Grains, Veins and Staves
Oak has to be cut in a special way for use in making whiskey barrels. The tree’s veins cannot connect the inside surface of the staves – the side in contact with the whiskey – to the outside, else there will be excessive evaporation, even liquid leakage. Whereas a plank is simply cut, a cask stave has to be crafted.
Toasting, Wood Sugars and Vanillin
Cut staves are then dried to 10% residual moisture. Heating the wood makes it pliable and amenable to bending into a cask shape. This “toasting” – to 200° for half an hour – also changes the chemistry of the wood, probably a chance discovery long ago. The cellulose breaks up into wood sugar which caramelises, and lignin turns to flavoursome vanillin. The wood is now ready, when assembled as a cask, to interact with the whiskey. An extra step, charring the inside for a few minutes, is favoured of bourbon makers, as the resulting charcoal coating acts as a filter which removes tangy flavours, leaving the mild and mellow taste they seek.
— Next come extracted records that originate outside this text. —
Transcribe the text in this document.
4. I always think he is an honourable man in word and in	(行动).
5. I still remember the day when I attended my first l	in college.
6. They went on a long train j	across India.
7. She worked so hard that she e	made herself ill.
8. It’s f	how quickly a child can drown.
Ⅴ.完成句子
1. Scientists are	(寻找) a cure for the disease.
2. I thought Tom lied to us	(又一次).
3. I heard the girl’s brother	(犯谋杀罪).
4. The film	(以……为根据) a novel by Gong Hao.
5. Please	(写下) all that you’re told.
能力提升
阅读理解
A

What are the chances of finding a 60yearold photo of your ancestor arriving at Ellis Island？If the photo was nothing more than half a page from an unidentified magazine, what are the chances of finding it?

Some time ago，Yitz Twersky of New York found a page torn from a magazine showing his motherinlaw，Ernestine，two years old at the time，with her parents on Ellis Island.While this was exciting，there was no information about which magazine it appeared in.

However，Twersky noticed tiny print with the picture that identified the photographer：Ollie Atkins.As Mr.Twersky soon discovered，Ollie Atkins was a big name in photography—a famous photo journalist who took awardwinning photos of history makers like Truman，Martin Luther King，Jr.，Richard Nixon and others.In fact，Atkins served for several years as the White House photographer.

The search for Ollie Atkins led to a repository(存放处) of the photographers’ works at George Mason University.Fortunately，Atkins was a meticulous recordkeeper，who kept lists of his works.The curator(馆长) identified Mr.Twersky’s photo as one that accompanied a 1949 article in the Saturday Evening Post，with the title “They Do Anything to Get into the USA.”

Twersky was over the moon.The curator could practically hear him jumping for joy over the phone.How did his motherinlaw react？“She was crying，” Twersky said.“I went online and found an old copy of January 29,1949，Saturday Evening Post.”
Size Matters, Saving Staves, Staving off Fatigue
The size of a cask or barrel (usually we say “bourbon barrel” but “whiskey cask”) is important. If you regard a cask as more or less cylindrical, then the ratio of surface area to volume (S/V) is = 2/H + 2/R, where H is height and R radius. So smaller barrels have greater contact with their contents and maturation is faster. A sherry butt is 500 litres, hogshead 250, wine hogshead 240, bourbon 200. Whiskey matures in a hogshead and so when, eg a bourbon barrel is used for whiskey maturation, it is taken apart, rejuvenated and reassembled to the smaller capacity. By USA law, bourbon casks are used once, so they are then available to whiskey makers. Just about all hogsheads are assembled from staves of used bourbon, sherry and port barrels. Producing these accounts for 10-20% of the cost of whiskey production. The “first fill” of these reconstituted casks produces the strongest flavours, but after continued use, they can be further rejuvenated, eg by scraping the inside and toasting and charring again. With all of these variables and strategies, there is unlimited potential for whiskeys of many noses, tastes and finishes.
What Happens in the Barrel in a Nutshell
In the barrel, first off, a good 2% (more if the temperature is higher) of the alcohol is lost every year through evaporation – the angels’ share. Oak allows this breathing, whereas resin-containing softwoods don’t, and many other woods impart undesirable flavours. All kinds of chemical reactions happen between the whiskey and the wood (usually oak) of the bourbon or sherry barrels (depending on their first use), though not a whole lot until or unless the temperature is above 6°C. A good 200 or so compounds in the wood interact with the whiskey. Esters, tannins, lactones are amongst the many that appear in the maturing liquid, and their concentrations, measured in parts per million ppm, even parts per billion ppb, shape and finish the precious whiskey over years.
Timing is Everything
Just as timing is everything in the distillation process – sampling every 15 minutes for oiliness – it is also critical to maturation and finishing, albeit the timeframes are longer. For about the first 8 years in a cask, whiskey undergoes “subtractive maturation”; the tangy metallic taste goes. For the next years – the number depending on the desired end-taste, and the age and prior use of the cask staves – there is “additive maturation” as the whiskey assumes flavours from the cask. The last phase of “interactive maturation” is when the distillery character (determined by the malt and the many distilling processes and decisions) harmonises with the cask character to produce the desired result. It’s all about balance and consistency, consistency and balance.